Equine Herpesvirus-1 has been reported in several states causing alarm in equine communities. EHV-1 is highly contagious among horses and can cause a variety of ailments in equines, including respiratory disease, abortion in broodmares, and myeloencephalopathy (EHM, the neurologic form).Here are the basic facts you should know about Equine Herpesvirus:

Overview of Herpesvirus

Herpesviruses are a species-specific family of DNA viruses. They are characteristic because of their ability to cause life-long infection by becoming latent. The virus is reactivated in times of stress, such as shipping, competition, etc. This results in re-infection and transmission of the virus to susceptible hosts. Herpesviruses cause disease by damaging a host’s blood vessels.

Herpesvirus in the Horse

Herpesvirus is common worldwide in the horse. A majority of the time the virus is dormant and does not cause illness. The most common sign of Herpesvirus is respiratory disease. While there are 5 subtypes of Equine Herpesvirus (EHV), 3 are considered health risks for horses (EHV-1, EHV-3, and EHV-4)

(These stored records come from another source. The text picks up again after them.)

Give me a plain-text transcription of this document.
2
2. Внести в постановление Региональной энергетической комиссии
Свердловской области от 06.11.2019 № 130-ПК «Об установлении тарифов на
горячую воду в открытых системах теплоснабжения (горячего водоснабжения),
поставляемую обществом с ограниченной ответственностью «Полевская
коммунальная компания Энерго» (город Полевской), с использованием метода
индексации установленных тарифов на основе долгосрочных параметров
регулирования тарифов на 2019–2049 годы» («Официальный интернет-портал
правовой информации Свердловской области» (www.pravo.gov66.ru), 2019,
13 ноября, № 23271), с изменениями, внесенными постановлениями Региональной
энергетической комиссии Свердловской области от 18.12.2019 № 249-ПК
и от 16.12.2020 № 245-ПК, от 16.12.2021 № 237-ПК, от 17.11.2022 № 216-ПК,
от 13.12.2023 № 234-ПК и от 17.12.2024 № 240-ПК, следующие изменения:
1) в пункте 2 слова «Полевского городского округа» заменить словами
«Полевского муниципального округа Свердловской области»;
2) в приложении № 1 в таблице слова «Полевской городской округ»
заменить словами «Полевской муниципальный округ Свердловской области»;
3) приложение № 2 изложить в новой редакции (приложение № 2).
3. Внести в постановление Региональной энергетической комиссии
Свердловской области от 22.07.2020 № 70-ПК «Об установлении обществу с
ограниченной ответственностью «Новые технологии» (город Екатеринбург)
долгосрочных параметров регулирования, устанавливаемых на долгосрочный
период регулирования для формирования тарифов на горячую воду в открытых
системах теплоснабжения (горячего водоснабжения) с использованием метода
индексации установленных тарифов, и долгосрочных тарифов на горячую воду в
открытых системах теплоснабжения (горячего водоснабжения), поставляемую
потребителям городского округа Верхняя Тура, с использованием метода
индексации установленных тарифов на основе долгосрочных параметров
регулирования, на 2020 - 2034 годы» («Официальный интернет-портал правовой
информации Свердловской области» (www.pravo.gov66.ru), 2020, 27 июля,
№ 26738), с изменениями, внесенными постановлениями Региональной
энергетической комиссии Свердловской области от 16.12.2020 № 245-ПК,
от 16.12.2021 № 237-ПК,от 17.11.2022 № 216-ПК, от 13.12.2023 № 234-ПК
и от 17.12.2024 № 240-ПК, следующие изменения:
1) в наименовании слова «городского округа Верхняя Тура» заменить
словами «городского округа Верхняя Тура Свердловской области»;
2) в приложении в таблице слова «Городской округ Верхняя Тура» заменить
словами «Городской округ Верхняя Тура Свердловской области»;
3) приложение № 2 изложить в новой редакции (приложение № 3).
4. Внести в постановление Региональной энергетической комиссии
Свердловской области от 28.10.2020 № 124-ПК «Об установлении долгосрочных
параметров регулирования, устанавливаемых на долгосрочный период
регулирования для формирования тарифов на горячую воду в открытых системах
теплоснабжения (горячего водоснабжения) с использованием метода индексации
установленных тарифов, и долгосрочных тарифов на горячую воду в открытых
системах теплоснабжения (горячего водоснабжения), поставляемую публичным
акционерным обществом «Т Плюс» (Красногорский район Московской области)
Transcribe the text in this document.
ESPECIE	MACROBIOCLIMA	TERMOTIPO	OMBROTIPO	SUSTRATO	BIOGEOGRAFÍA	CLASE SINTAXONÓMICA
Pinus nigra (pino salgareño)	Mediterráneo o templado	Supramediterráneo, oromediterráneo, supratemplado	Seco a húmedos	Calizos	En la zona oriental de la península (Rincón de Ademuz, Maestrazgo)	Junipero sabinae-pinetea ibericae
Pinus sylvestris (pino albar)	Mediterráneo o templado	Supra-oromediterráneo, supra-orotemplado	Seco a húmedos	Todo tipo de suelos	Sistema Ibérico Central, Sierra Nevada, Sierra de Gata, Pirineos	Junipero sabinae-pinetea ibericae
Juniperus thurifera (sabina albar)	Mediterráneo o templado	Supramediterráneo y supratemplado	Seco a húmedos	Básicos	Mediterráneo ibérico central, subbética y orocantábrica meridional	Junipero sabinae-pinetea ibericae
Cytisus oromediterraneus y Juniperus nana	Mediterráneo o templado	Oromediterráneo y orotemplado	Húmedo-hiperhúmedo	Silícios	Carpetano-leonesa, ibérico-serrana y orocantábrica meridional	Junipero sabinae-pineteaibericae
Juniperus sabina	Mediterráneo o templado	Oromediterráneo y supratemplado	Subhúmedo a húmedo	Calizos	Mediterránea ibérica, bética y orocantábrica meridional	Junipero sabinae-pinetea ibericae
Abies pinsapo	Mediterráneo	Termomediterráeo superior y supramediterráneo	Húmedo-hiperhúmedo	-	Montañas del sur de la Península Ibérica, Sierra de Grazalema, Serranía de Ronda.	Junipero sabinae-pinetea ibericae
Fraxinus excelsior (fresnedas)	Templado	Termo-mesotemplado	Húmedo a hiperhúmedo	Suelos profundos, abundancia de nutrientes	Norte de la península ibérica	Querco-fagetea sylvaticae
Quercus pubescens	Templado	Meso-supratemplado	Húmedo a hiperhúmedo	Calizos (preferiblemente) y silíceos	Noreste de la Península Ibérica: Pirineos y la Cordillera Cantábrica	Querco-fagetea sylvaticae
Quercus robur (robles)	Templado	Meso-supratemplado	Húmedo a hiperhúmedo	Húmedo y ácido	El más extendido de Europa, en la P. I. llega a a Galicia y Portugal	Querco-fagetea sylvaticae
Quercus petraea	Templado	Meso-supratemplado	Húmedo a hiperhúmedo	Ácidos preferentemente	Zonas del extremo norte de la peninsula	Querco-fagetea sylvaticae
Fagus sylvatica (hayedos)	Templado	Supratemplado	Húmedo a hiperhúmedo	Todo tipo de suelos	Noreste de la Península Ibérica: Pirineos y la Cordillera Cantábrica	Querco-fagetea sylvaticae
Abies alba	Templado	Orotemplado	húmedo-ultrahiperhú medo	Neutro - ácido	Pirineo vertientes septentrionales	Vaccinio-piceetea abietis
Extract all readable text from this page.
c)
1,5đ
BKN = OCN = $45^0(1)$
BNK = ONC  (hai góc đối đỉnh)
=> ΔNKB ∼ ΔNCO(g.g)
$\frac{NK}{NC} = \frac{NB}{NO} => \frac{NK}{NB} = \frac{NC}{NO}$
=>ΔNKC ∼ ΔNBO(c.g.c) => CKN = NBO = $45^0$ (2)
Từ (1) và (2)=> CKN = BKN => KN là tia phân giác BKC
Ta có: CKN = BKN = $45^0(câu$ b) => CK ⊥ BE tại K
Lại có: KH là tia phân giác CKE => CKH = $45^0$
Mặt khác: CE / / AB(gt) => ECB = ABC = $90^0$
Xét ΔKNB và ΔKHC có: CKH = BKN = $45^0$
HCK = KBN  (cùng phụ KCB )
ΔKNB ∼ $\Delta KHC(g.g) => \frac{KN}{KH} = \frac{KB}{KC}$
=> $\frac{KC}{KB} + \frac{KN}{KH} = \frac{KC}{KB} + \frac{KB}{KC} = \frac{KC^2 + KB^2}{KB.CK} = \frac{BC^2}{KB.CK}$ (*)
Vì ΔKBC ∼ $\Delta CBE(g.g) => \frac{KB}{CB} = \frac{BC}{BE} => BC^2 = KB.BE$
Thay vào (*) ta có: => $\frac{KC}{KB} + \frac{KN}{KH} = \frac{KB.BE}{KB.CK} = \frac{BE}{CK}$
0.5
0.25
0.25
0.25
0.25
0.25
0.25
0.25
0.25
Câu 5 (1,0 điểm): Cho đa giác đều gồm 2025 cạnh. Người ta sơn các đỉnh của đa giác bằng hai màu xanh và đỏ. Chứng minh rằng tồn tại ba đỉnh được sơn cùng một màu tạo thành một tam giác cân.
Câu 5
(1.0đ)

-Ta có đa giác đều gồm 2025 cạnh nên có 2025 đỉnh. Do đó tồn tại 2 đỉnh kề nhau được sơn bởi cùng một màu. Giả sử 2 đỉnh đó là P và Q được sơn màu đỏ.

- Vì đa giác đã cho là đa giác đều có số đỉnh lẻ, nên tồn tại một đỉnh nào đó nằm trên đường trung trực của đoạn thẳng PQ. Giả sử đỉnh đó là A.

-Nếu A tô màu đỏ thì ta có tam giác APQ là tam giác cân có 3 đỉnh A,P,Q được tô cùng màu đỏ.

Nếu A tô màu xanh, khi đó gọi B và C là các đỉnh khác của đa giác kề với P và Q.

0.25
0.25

  • EHV-1: respiratory disease, abortion, neonatal death, neurologic disease
  • EHV-2: pharyngitis and lymphoid hyperplasia (respiratory disease affecting the upper respiratory tract)
  • EHV-3: causes equine coital xanthema, a benign venereal disease affecting the external genitalia
  • EHV-4: respiratory disease (uncommonly causes abortion, neonatal death, neurologic disease)
  • EHV-5: respiratory disease

Equine Herpesvirus Myeloencephalopathy (EHM)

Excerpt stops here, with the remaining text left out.